Yemen, still, remains a space where local, regional, and global interests intertwine. The Saudi Coalition, the Houthis, and various local formations act under the influence of various foreign policy agendas of Iran, the US, and Great Britain, thus creating one of the most challenging environments for humanitarian interventions. The access to the terrain turns out to be necessary, but insufficient; the stability can be achieved only through combining economic, health, and infrastructural components with political mediation. In many cases, the key partners are not formal institutions, but local governments and tribal structures, which represent the only sustainable mechanism of distribution of aid.
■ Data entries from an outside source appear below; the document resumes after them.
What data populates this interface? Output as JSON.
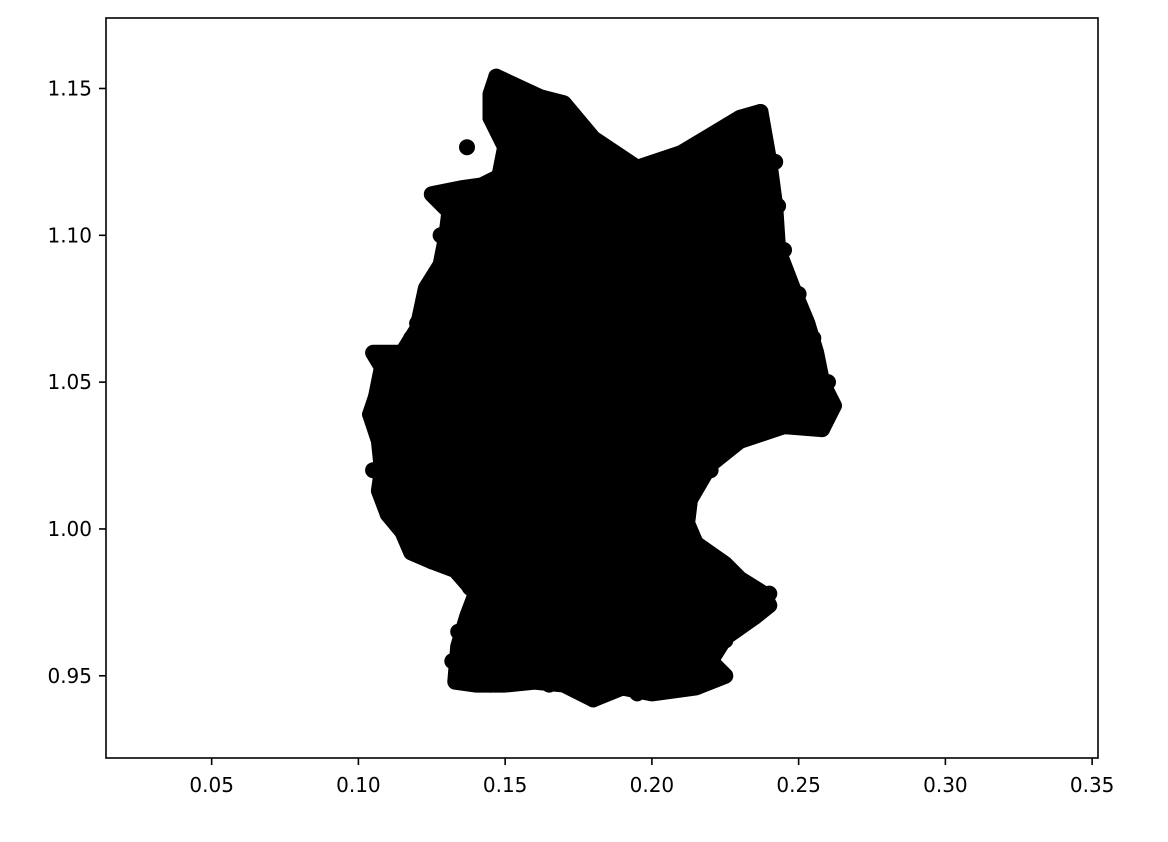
{
  "chart_data": {
    "type": "scatter",
    "title": "",
    "xlabel": "",
    "ylabel": "",
    "xlim": [
      0.014,
      0.352
    ],
    "ylim": [
      0.922,
      1.174
    ],
    "grid": false,
    "legend": null,
    "marker_color": "#000000",
    "xticks": [
      {
        "value": 0.05,
        "label": "0.05"
      },
      {
        "value": 0.1,
        "label": "0.10"
      },
      {
        "value": 0.15,
        "label": "0.15"
      },
      {
        "value": 0.2,
        "label": "0.20"
      },
      {
        "value": 0.25,
        "label": "0.25"
      },
      {
        "value": 0.3,
        "label": "0.30"
      },
      {
        "value": 0.35,
        "label": "0.35"
      }
    ],
    "yticks": [
      {
        "value": 0.95,
        "label": "0.95"
      },
      {
        "value": 1.0,
        "label": "1.00"
      },
      {
        "value": 1.05,
        "label": "1.05"
      },
      {
        "value": 1.1,
        "label": "1.10"
      },
      {
        "value": 1.15,
        "label": "1.15"
      }
    ],
    "x": [
      0.147,
      0.162,
      0.178,
      0.195,
      0.21,
      0.227,
      0.237,
      0.242,
      0.243,
      0.245,
      0.25,
      0.255,
      0.26,
      0.262,
      0.258,
      0.245,
      0.23,
      0.22,
      0.212,
      0.215,
      0.22,
      0.225,
      0.23,
      0.24,
      0.238,
      0.235,
      0.225,
      0.21,
      0.2,
      0.195,
      0.18,
      0.165,
      0.155,
      0.145,
      0.135,
      0.132,
      0.134,
      0.14,
      0.138,
      0.13,
      0.125,
      0.12,
      0.115,
      0.11,
      0.108,
      0.105,
      0.104,
      0.106,
      0.11,
      0.115,
      0.118,
      0.12,
      0.125,
      0.13,
      0.128,
      0.135,
      0.138,
      0.142,
      0.148,
      0.145,
      0.15,
      0.137,
      0.155,
      0.16,
      0.17,
      0.18,
      0.19,
      0.2,
      0.165,
      0.175,
      0.185,
      0.195,
      0.205,
      0.215,
      0.16,
      0.17,
      0.18,
      0.19,
      0.2,
      0.21,
      0.15,
      0.16,
      0.17,
      0.18,
      0.19,
      0.2,
      0.21,
      0.22,
      0.14,
      0.15,
      0.16,
      0.17,
      0.18,
      0.19,
      0.2,
      0.145,
      0.155,
      0.165,
      0.175,
      0.185,
      0.195,
      0.205,
      0.15,
      0.16,
      0.17,
      0.18,
      0.19,
      0.2,
      0.155,
      0.165,
      0.175,
      0.185,
      0.195
    ],
    "y": [
      1.154,
      1.147,
      1.135,
      1.123,
      1.128,
      1.132,
      1.142,
      1.125,
      1.11,
      1.095,
      1.08,
      1.065,
      1.05,
      1.042,
      1.034,
      1.035,
      1.03,
      1.02,
      1.005,
      0.995,
      0.99,
      0.985,
      0.98,
      0.978,
      0.974,
      0.97,
      0.962,
      0.955,
      0.95,
      0.944,
      0.942,
      0.947,
      0.948,
      0.947,
      0.948,
      0.955,
      0.965,
      0.972,
      0.98,
      0.988,
      0.989,
      0.993,
      0.999,
      1.005,
      1.012,
      1.02,
      1.039,
      1.045,
      1.055,
      1.06,
      1.065,
      1.07,
      1.082,
      1.09,
      1.1,
      1.11,
      1.115,
      1.117,
      1.12,
      1.14,
      1.15,
      1.13,
      1.14,
      1.13,
      1.12,
      1.115,
      1.115,
      1.11,
      1.1,
      1.1,
      1.1,
      1.1,
      1.105,
      1.09,
      1.08,
      1.08,
      1.08,
      1.08,
      1.08,
      1.07,
      1.06,
      1.06,
      1.06,
      1.06,
      1.06,
      1.05,
      1.05,
      1.05,
      1.04,
      1.04,
      1.04,
      1.04,
      1.04,
      1.03,
      1.03,
      1.02,
      1.02,
      1.02,
      1.02,
      1.01,
      1.0,
      1.0,
      0.99,
      0.99,
      0.99,
      0.98,
      0.98,
      0.97,
      0.97,
      0.965,
      0.96,
      0.96,
      0.96
    ],
    "fill_region": [
      [
        0.147,
        1.154
      ],
      [
        0.162,
        1.147
      ],
      [
        0.17,
        1.145
      ],
      [
        0.18,
        1.133
      ],
      [
        0.195,
        1.123
      ],
      [
        0.21,
        1.128
      ],
      [
        0.22,
        1.134
      ],
      [
        0.23,
        1.14
      ],
      [
        0.237,
        1.142
      ],
      [
        0.24,
        1.125
      ],
      [
        0.242,
        1.11
      ],
      [
        0.243,
        1.095
      ],
      [
        0.248,
        1.082
      ],
      [
        0.253,
        1.07
      ],
      [
        0.256,
        1.06
      ],
      [
        0.258,
        1.05
      ],
      [
        0.262,
        1.042
      ],
      [
        0.258,
        1.034
      ],
      [
        0.245,
        1.035
      ],
      [
        0.23,
        1.03
      ],
      [
        0.22,
        1.022
      ],
      [
        0.213,
        1.01
      ],
      [
        0.212,
        1.002
      ],
      [
        0.215,
        0.995
      ],
      [
        0.225,
        0.988
      ],
      [
        0.23,
        0.983
      ],
      [
        0.238,
        0.978
      ],
      [
        0.24,
        0.974
      ],
      [
        0.235,
        0.97
      ],
      [
        0.225,
        0.963
      ],
      [
        0.22,
        0.955
      ],
      [
        0.225,
        0.95
      ],
      [
        0.215,
        0.946
      ],
      [
        0.2,
        0.944
      ],
      [
        0.19,
        0.946
      ],
      [
        0.18,
        0.942
      ],
      [
        0.17,
        0.947
      ],
      [
        0.16,
        0.948
      ],
      [
        0.15,
        0.947
      ],
      [
        0.14,
        0.947
      ],
      [
        0.133,
        0.948
      ],
      [
        0.134,
        0.96
      ],
      [
        0.137,
        0.97
      ],
      [
        0.14,
        0.978
      ],
      [
        0.133,
        0.986
      ],
      [
        0.125,
        0.989
      ],
      [
        0.118,
        0.992
      ],
      [
        0.115,
        0.999
      ],
      [
        0.11,
        1.005
      ],
      [
        0.107,
        1.013
      ],
      [
        0.108,
        1.02
      ],
      [
        0.107,
        1.03
      ],
      [
        0.104,
        1.039
      ],
      [
        0.106,
        1.045
      ],
      [
        0.108,
        1.055
      ],
      [
        0.105,
        1.06
      ],
      [
        0.115,
        1.06
      ],
      [
        0.12,
        1.068
      ],
      [
        0.123,
        1.082
      ],
      [
        0.128,
        1.09
      ],
      [
        0.13,
        1.1
      ],
      [
        0.131,
        1.108
      ],
      [
        0.125,
        1.114
      ],
      [
        0.135,
        1.116
      ],
      [
        0.142,
        1.117
      ],
      [
        0.148,
        1.12
      ],
      [
        0.15,
        1.13
      ],
      [
        0.145,
        1.14
      ],
      [
        0.145,
        1.148
      ]
    ]
  }
}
After the overthrow of al-Assad at the end of 2024, the southern part of Syria entered a period of decentralization, in which local institutions are filling the vacuum of state government. Local actors, such as the Druze in the south, are showing that the humanitarian policy can function more efficiently when it relies on locally rooted mechanisms. Such an approach enables better logistics, a more natural system of maintaining peace in the community, but also the combination of humanitarian and developmental programs with the government stabilization processes. Still, the region remains burdened with internal cleavages, competition from foreign actors, and a chronic lack of resources for maintaining infrastructure.

The analysis of these three cases shows that humanitarian intervention in contemporary conflicts must be firmly linked with a political and strategic framework because isolated action necessarily reduces its efficiency. The key to stability lies in local actors, whose inclusion in the distribution and resource management is increasing legitimacy and, in the long term, maintaining the results of humanitarian programs. At the same time, the success depends on the multi-dimensional approach that unifies humanitarian, economic, security, and developmental elements, with constant preparedness to adjustment, because contemporary conflicts rarely allow the application of a unique model.

Finally, it is indicative that contemporary humanitarian policies must make a link between pragmatism and strategy, relying on the cooperation between the local structures, international institutions, and regional interests. Gaza, Yemen, and the southern part of Syria, thus, become the key examples that show that humanitarian efficiency cannot be separated from political calculations and the wider geopolitical framework.